Scène VIII
Il y eut deux séances d'essayage avant de pouvoir finaliser le costume. Puis l'inspecteur Javert se vit dans le miroir et ne se reconnut pas. Ce qui l'agaça particulièrement.
Le tailleur le contemplait avec un petit sourire, amusé de voir ce grand policier, vêtu à la dernière mode et foudroyant du regard son double dans le miroir.
La demeure des Rominy était la plus belle de Montreuil-Sur-Mer. La plus riche aussi. Les Rominy mettaient un point d'honneur à organiser régulièrement des réceptions auxquelles ils invitaient les personnalités de Montreuil, donc monsieur le maire.
Même si monsieur Madeleine était un homme assez sauvage.
La réception pour la fête de Noël était la plus belle. Bal, banquet, jeux de table, musique... C'était parfait.
Des dames dansaient en longue robe colorée, un parterre de fleurs, tandis que des hommes discutaient, un verre d'alcool à la main. On attendait la messe de Minuit pour fêter dignement la Nativité.
La fête avait déjà commencé lorsque monsieur le maire se présenta. Costume sombre, épingle en perle, cravate de soie. Monsieur Madeleine avait fait des efforts. Dés son arrivée, monsieur de Rominy vint l'accueillir.
« Mon cher Madeleine ! Vous êtes magnifique !
- Une fois l'an nous pouvons nous permettre un petit péché de vanité, sourit humblement le maire.
- Cher Madeleine..., » rétorqua en riant le vénérable vieillard, monsieur de Rominy.
Monsieur le maire regardait de tous côtés, toute la ville était présente. Enfin, tout ce qui comptait en ville. Tout le conseil municipal.

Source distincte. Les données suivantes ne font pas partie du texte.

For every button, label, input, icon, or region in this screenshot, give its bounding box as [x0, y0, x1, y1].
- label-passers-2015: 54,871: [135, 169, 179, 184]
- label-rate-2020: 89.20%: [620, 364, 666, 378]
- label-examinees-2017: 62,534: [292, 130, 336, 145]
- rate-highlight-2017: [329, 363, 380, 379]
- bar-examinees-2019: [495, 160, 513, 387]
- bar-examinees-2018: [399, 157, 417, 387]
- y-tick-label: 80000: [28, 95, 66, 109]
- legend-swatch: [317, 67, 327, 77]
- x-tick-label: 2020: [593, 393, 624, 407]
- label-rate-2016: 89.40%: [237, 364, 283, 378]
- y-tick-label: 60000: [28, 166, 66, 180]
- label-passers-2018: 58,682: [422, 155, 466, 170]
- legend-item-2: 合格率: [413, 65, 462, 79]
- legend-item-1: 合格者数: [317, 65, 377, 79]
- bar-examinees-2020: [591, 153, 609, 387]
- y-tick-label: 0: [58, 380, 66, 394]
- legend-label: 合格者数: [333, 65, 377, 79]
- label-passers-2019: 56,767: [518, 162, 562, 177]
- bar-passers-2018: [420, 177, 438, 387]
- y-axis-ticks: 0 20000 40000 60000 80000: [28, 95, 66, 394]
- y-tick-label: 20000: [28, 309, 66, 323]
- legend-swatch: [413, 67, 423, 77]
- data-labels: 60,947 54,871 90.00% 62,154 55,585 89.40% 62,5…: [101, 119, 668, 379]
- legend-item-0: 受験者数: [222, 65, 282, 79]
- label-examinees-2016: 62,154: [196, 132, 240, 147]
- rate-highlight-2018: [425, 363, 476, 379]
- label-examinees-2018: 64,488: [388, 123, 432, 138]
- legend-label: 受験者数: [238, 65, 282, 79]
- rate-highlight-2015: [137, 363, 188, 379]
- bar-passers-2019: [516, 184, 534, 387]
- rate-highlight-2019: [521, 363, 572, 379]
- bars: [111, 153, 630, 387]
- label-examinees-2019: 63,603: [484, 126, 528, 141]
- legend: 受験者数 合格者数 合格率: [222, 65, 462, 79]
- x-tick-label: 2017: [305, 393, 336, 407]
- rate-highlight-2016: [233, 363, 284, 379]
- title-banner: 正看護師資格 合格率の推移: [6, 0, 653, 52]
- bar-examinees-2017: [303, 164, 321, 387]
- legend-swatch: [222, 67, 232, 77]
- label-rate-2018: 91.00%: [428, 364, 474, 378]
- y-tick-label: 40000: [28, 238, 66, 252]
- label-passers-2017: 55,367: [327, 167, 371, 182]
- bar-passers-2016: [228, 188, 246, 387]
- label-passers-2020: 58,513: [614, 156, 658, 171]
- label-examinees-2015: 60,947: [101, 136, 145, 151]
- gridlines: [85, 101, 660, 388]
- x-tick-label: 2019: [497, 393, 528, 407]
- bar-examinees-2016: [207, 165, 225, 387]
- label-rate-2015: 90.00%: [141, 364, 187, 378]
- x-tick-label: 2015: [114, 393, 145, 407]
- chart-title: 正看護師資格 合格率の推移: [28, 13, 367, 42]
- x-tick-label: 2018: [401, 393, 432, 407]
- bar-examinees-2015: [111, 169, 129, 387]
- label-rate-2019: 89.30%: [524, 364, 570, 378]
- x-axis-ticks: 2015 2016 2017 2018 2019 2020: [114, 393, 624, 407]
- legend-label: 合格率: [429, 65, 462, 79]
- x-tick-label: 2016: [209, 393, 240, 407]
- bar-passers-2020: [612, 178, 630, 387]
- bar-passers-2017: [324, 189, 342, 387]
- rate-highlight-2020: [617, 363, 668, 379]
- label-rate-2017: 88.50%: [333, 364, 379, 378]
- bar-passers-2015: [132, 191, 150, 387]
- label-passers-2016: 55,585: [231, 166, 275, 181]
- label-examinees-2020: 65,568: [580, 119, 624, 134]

La voix de M. de Rominy s'éleva, ironique :
« Il n'est pas là, monsieur le maire.
- Il s'est peut-être trouvé retenu à son bureau..., tenta maladroitement M. Madeleine.
- Le soir de Noël ?, répondit M. de Rominy, sceptique.
- Qui sait ? »
L'ironie ne disparut du regard de M. de Rominy que lorsqu'on annonça l'arrivée de l'inspecteur Javert...longtemps après celle de M. Madeleine.
Les deux hommes tournèrent la tête en même temps et furent saisis par ce qu'ils virent.
L'inspecteur Javert était magnifique. D'ailleurs son entrée provoqua un silence général...qui énerva prodigieusement le policier. Il ne put s'empêcher de claquer le talon de ses bottes d'officier sur le plancher bien ciré.
C'était la seule concession que Javert ne put se résoudre à faire : abandonner ses bottes pour des chaussures. Car cela signifiait perdre plusieurs centimètres de hauteur. Car cela signifiait perdre de sa prestance.
Émilie Javert savait très bien à quel point les bottes créaient le personnage de l'inspecteur Javert.
Pour le reste, Javert s'était plié aux ordres de M. Madeleine. Un pantalon et une veste de couleur bleu nuit, un gilet brodé de fines arabesques argentées dont la forme rappelait vaguement la fleur de lys, un chapeau de velours. A cela s'ajoutait la canne à pommeau de plomb de l'inspecteur.
L'inspecteur chercha du regard son hôte pour finalement apercevoir Monsieur de Rominy en compagnie de Monsieur Madeleine. L'homme se fendit d'un petit sourire vite disparu puis vint saluer les deux hommes en s'inclinant profondément.
« Il est bien tard inspecteur, fit M. de Rominy, très sec.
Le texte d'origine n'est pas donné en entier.